Ela começou a fazer o algoritmo há três anos, quando ainda era estudante de pós-graduação no MIT, liderou o projeto, assistida por uma equipe do Laboratório de Inteligência Artificial e Ciência da Computação do MIT, do Centro Harvard-Smithsonian de Astrofísica e do MIT Haystack Observatory.
Seu trabalho também inovou na forma de combinar estes dados para recompor uma imagem.
“Em linha gerais, temos trabalhado até aqui em como fazer a melhor imagem possível (do buraco negro)”, explicou a jovem à BBC em 2017. “Mas, para começar, foi superdifícil.
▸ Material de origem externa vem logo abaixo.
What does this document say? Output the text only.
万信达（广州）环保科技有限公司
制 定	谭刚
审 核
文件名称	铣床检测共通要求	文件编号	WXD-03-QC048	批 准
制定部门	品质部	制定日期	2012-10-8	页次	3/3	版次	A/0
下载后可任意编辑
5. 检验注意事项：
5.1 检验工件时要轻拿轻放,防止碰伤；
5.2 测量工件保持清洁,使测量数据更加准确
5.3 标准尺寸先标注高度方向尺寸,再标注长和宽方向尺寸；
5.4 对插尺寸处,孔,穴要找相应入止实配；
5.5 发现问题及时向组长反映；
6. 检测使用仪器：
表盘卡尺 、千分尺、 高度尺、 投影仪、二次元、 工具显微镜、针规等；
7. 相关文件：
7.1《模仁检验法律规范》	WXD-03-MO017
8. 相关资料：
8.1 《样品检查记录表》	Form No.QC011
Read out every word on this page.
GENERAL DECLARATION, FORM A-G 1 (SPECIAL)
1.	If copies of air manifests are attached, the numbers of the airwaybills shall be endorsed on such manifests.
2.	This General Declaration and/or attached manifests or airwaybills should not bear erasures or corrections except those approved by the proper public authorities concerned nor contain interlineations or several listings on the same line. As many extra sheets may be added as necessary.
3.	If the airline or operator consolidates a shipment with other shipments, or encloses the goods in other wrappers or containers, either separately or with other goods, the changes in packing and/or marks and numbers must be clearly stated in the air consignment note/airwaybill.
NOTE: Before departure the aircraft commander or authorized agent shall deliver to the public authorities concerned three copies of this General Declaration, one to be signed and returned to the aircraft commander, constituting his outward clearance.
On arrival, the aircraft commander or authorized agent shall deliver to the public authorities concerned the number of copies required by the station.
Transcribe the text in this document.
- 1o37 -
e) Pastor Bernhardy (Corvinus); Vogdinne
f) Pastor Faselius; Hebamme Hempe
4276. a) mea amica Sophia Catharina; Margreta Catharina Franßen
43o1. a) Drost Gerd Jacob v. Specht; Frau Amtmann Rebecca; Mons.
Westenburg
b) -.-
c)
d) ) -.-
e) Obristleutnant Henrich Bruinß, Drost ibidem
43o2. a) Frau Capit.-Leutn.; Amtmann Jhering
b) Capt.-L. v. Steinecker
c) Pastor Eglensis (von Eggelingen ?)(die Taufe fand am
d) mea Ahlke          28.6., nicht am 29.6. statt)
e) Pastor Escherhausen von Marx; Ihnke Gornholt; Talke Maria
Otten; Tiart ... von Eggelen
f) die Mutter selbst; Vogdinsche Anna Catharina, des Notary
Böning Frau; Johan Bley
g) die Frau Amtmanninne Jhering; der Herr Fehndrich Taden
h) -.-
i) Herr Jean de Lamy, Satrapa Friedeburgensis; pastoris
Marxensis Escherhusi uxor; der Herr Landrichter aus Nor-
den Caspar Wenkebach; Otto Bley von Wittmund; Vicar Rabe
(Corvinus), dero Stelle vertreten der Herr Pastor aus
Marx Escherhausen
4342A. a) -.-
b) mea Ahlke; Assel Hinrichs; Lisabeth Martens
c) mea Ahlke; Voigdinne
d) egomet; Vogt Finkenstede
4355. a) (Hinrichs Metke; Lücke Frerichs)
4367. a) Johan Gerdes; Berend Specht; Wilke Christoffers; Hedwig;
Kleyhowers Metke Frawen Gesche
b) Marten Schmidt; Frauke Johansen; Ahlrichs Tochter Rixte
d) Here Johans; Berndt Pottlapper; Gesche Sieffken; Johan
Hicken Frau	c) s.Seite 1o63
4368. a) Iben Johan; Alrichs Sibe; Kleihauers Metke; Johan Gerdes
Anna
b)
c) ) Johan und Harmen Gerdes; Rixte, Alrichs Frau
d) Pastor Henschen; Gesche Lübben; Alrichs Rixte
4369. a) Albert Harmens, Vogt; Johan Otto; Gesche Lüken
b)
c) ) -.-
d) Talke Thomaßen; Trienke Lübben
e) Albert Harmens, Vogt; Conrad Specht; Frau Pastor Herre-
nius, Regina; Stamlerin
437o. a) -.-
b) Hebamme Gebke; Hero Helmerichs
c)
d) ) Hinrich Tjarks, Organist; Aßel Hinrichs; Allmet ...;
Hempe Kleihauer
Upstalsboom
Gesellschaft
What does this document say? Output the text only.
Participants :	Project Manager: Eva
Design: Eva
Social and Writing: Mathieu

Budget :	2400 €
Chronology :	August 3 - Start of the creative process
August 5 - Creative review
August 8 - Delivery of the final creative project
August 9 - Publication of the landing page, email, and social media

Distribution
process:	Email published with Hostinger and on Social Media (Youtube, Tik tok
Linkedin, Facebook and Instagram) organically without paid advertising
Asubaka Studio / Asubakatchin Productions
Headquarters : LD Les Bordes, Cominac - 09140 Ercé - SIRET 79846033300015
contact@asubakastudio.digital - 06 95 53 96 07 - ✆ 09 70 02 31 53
Não apenas os dados estão superespalhados, mas é incrivelmente barulhento. Temos que lidar com coisas como a atmosfera embaralhando o nosso sinal.”
Da sua abordagem inovadora, Bouman também tornou públicos os modelos criados e dados recolhidos neste processo, para uso de outros pesquisadores.
Horas depois do lançamento da importante da foto, o nome da pesquisadora se tornou uma sensação internacional, com seu nome viralizando no Twitter.
Bouman também foi saudada pelo MIT e pelo Centro Harvard-Smithsonian de Astrofísica nas redes sociais.
Left: MIT computer scientist Katie Bouman w/stacks of hard drives of black hole image data.
Right: MIT computer scientist Margaret Hamilton w/the code she wrote that helped put a man on the moon.
(image credit @floragraham)#EHTblackhole #BlackHoleDay #BlackHole pic.twitter.com/Iv5PIc8IYd
— MIT CSAIL (@MIT_CSAIL) April 10, 2019
No Twitter, o MIT comparou a cientista com Margaret Hamilton, também pesquisadora da instituição que escreveu códigos que ajudaram a colocar o homem na lua. A postagem coloca fotos das duas lado a lado: à esquerda Bouman com pilhas de discos rígidos de dados da imagem do buraco negro e, à direita, Hamilton, com o código que ela escreveu.
“Há 3 anos, a estudante de pós-graduação do MIT, Katie Bouman, liderou a criação de um novo algoritmo para produzir a primeira imagem de um buraco negro”, escreveu o MIT Computer Science & Artificial Intelligence Lab nas redes sociais. “Hoje, essa imagem foi lançada.”
Agora, Bouman espera que sua equipe possa prosseguir com a realização de vídeos dos buracos negros – que, eventualmente, podem revelar outros aspectos físicos, como os campos magnéticos nestes objetos.
Em seu currículo, a cientista diz também trabalhar para que “métodos computacionais expandam as fronteiras para a geração de imagens interdisciplinar”.